Starting early: Heart healthy habits

Archive, December, Month

While low risk for heart disease, it’s not too early for young people to begin heart healthy habits.

For the average twenty- or thirty-something, thoughts and concerns of heart disease, congestive heart failure, high blood pressure and other chronic cardiovascular conditions might be far from their daily thoughts.

While heart disease, in its many forms, are the leading cause of death among men and women worldwide, more than 80 percent of heart disease-related deaths occur after age 65.

People don’t have to wait for the onset of symptoms and even the development of risk factors. To lessen their risk later in life, there are simple activities and everyday lifestyle changes low-risk people can begin in their 20s and 30s, starting and building healthy habits they can continue into later life.


A poor diet can lead to high blood pressure, high cholesterol, obesity and diabetes, all significant risk factors for developing heart disease.

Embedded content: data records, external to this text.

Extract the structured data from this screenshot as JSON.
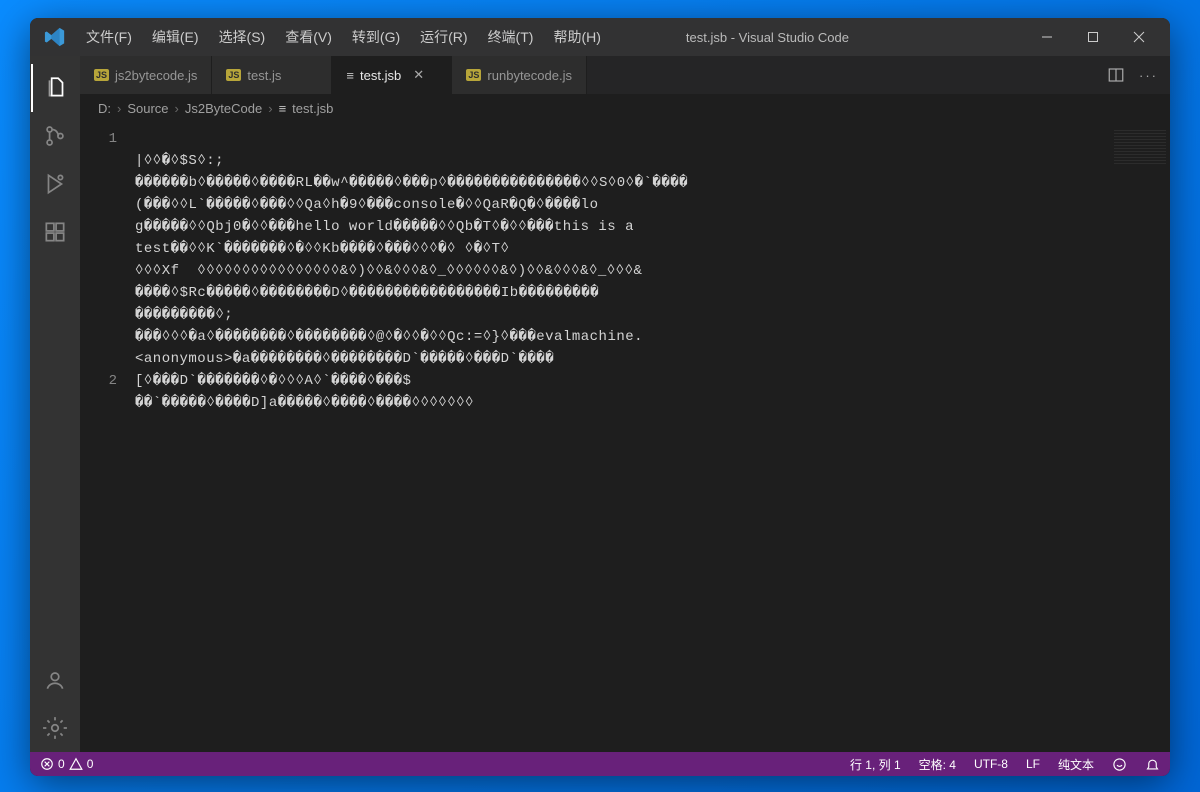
{
  "window": {
    "title": "test.jsb - Visual Studio Code"
  },
  "menu": {
    "file": "文件(F)",
    "edit": "编辑(E)",
    "select": "选择(S)",
    "view": "查看(V)",
    "go": "转到(G)",
    "run": "运行(R)",
    "terminal": "终端(T)",
    "help": "帮助(H)"
  },
  "tabs": [
    {
      "label": "js2bytecode.js",
      "kind": "js",
      "active": false
    },
    {
      "label": "test.js",
      "kind": "js",
      "active": false
    },
    {
      "label": "test.jsb",
      "kind": "bin",
      "active": true
    },
    {
      "label": "runbytecode.js",
      "kind": "js",
      "active": false
    }
  ],
  "breadcrumb": {
    "drive": "D:",
    "seg1": "Source",
    "seg2": "Js2ByteCode",
    "file": "test.jsb"
  },
  "code": {
    "l1a": "|◊◊�◊$S◊:;",
    "l1b": "������b◊�����◊����RL��w^�����◊���p◊���������������◊◊S◊0◊�`����",
    "l1c": "(���◊◊L`�����◊���◊◊Qa◊h�9◊���console�◊◊QaR�Q�◊����lo",
    "l1d": "g�����◊◊Qbj0�◊◊���hello world�����◊◊Qb�T◊�◊◊���this is a ",
    "l1e": "test��◊◊K`�������◊�◊◊Kb����◊���◊◊◊�◊ ◊�◊T◊",
    "l1f": "◊◊◊Xf  ◊◊◊◊◊◊◊◊◊◊◊◊◊◊◊◊&◊)◊◊&◊◊◊&◊_◊◊◊◊◊◊&◊)◊◊&◊◊◊&◊_◊◊◊&",
    "l1g": "����◊$Rc�����◊��������D◊�����������������Ib���������",
    "l1h": "���������◊;",
    "l1i": "���◊◊◊�a◊��������◊��������◊@◊�◊◊�◊◊Qc:=◊}◊���evalmachine.",
    "l1j": "<anonymous>�a��������◊��������D`�����◊���D`����",
    "l1k": "[◊���D`�������◊�◊◊◊A◊`����◊���$",
    "l2": "��`�����◊����D]a�����◊����◊����◊◊◊◊◊◊◊"
  },
  "gutter": {
    "l1": "1",
    "l2": "2"
  },
  "status": {
    "errors": "0",
    "warnings": "0",
    "ln_col": "行 1, 列 1",
    "spaces": "空格: 4",
    "encoding": "UTF-8",
    "eol": "LF",
    "lang": "纯文本"
  }
}
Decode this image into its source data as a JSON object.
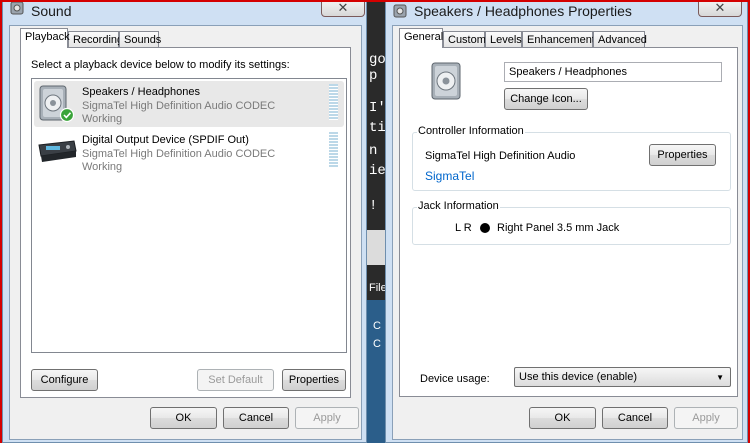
{
  "sound": {
    "title": "Sound",
    "tabs": [
      "Playback",
      "Recording",
      "Sounds"
    ],
    "instruction": "Select a playback device below to modify its settings:",
    "devices": [
      {
        "name": "Speakers / Headphones",
        "description": "SigmaTel High Definition Audio CODEC",
        "status": "Working"
      },
      {
        "name": "Digital Output Device (SPDIF Out)",
        "description": "SigmaTel High Definition Audio CODEC",
        "status": "Working"
      }
    ],
    "configure_label": "Configure",
    "set_default_label": "Set Default",
    "properties_label": "Properties",
    "ok_label": "OK",
    "cancel_label": "Cancel",
    "apply_label": "Apply"
  },
  "props": {
    "title": "Speakers / Headphones Properties",
    "tabs": [
      "General",
      "Custom",
      "Levels",
      "Enhancements",
      "Advanced"
    ],
    "device_name": "Speakers / Headphones",
    "change_icon_label": "Change Icon...",
    "controller": {
      "group_label": "Controller Information",
      "name": "SigmaTel High Definition Audio",
      "properties_label": "Properties",
      "vendor_link": "SigmaTel"
    },
    "jack": {
      "group_label": "Jack Information",
      "channels": "L R",
      "description": "Right Panel 3.5 mm Jack"
    },
    "usage_label": "Device usage:",
    "usage_value": "Use this device (enable)",
    "ok_label": "OK",
    "cancel_label": "Cancel",
    "apply_label": "Apply"
  },
  "background": {
    "text_lines": [
      "go",
      "p",
      "I'",
      "ti",
      "n",
      "ie",
      "",
      "!",
      "",
      "File",
      "C",
      "C"
    ]
  },
  "icons": {
    "speaker": "speaker-icon",
    "digital_output": "digital-output-device-icon",
    "working_check": "check-badge-icon",
    "jack_dot": "jack-connected-dot",
    "dropdown": "chevron-down-icon"
  },
  "colors": {
    "accent_border": "#d40000",
    "link": "#0066cc",
    "level_meter": "#bcd8e8"
  }
}
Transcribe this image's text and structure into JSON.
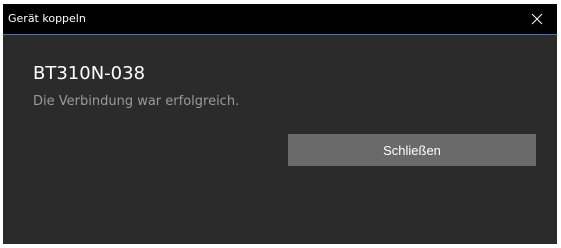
{
  "window": {
    "title": "Gerät koppeln"
  },
  "content": {
    "device_name": "BT310N-038",
    "status": "Die Verbindung war erfolgreich.",
    "close_button_label": "Schließen"
  },
  "icons": {
    "titlebar_close": "close-icon"
  },
  "colors": {
    "titlebar_bg": "#000000",
    "titlebar_accent_line": "#3e78b6",
    "dialog_bg": "#2b2b2b",
    "button_bg": "#6a6a6a",
    "status_text": "#9a9a9a"
  }
}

Along with portion control, a diet focusing on fruits, vegetables, whole grains and lean proteins can promote heart health.

Stay active

Much like a poor diet, a sedentary lifestyle with little activity can increase the risk for the development of chronic conditions and heart disease.

Staying active through any form of exercise can get results — anything that can elevate the heart rate will increase cardiovascular health.


Avoid smoking and all tobacco products. Don’t start. If you’re a smoker, stop.

Smoking has contributed to one of every three cardiovascular-related deaths. The habit thickens the arteries, hardening them, and promotes plaque build-up.

Even if someone already smokes, their risk for heart disease reduces by half a year after quitting.


Talk to your family and your doctor.

A family history increases the risk of heart disease developing in later generations. Talk to family to know if there’s a history there, and to what extent.

This information, along with all lifestyle choices and potential risk factors, can aid a doctor as he or she guides their patient’s health, explaining the conditions, making recommendations and, when circumstances warrant, refer a patient to a cardiologist.